Consider the impact of this for situations where you you might use the idea of promiscuous copying to maintain the availability of data. Promiscuous copying relies on two things, lots of copies being made and lots of copies being available. Without the necessary licensing in place there is no mechanism with which to compel those who have copies to make those available. Public Domain means, by definition, no restriction – that means I can lock it away again.

Copyleft is just one position along a spectrum where ‘locked away’ and ‘free as a bird’ sit at each end. What the web shows us is that other business models form crucial parts of the eco-system. Epstein picks up on the controlling aspect of Boyle’s argument:

They can control their list of subscribers; give them each passwords; charge them based on the amount of the information that is used, or some other agreed-upon formula; and require them not to sell or otherwise transfer the information to third parties without the consent of the data base owner.

Imagine if this were true of Copyright material on the web? It has been, and still is on the occasional site. But mostly copyright owners are starting to see the value of publishing content online and they are underpinning the delivery of that content to consumers with other business models.

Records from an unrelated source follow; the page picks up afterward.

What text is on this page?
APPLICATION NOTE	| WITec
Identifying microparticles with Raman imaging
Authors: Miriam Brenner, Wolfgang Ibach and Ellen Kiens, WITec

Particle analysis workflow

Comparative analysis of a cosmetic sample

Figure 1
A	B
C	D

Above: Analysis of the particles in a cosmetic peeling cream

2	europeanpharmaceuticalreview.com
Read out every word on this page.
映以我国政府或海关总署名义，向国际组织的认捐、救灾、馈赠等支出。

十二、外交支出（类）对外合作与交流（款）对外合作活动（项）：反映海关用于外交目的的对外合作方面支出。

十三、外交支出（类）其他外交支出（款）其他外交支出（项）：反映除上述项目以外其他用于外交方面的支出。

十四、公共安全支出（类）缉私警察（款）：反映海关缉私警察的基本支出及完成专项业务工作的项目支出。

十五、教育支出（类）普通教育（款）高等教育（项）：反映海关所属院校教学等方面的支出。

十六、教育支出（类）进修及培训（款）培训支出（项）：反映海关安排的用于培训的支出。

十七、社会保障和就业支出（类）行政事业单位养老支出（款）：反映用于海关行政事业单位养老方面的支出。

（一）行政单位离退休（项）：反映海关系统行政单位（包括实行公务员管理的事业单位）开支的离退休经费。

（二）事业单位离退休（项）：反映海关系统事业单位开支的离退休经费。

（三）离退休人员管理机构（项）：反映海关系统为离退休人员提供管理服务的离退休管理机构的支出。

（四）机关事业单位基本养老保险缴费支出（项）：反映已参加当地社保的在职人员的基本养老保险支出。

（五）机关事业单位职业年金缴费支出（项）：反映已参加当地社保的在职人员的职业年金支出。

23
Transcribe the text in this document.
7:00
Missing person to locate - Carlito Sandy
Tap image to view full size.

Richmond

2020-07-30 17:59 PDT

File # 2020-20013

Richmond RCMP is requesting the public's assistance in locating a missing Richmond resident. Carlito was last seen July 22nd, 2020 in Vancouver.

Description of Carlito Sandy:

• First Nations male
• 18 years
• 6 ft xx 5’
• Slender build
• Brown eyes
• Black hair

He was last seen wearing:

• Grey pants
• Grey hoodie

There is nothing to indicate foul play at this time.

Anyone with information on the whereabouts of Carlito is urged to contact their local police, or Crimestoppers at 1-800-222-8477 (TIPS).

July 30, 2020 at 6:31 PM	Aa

Without Copyright the types of business that could participate would be reduced.

Epstein goes on to say:

The contractual solution is surely preferable, because general publication will allow for use by others that may not offend the copyright law, but which will block the possibility of payment for the costly information that is supplied.

And again, the very heart of the matter. If we are to encourage those who have large databases to make them open, to post them on the Semantic Web, we must provide them with models and solutions that are preferable to technical barriers and restrictive contracts. Allowing them to pick their own position on the spectrum seems to me to be a necessity in that. You can see any form of protection in two lights. When Boyle says

They make inventors disclose their inventions when they might otherwise have kept them secret.

I say

They allow inventors to disclose their inventions when they might otherwise have had to keep them secret.

That’s why we’ve invested in a license to do this, properly, clearly and in a way that stays Open.

Rob Styles is Programme Manager for Data Services at Talis, a UK company building Semantic Web technologies. Rob Styles is not a lawyer.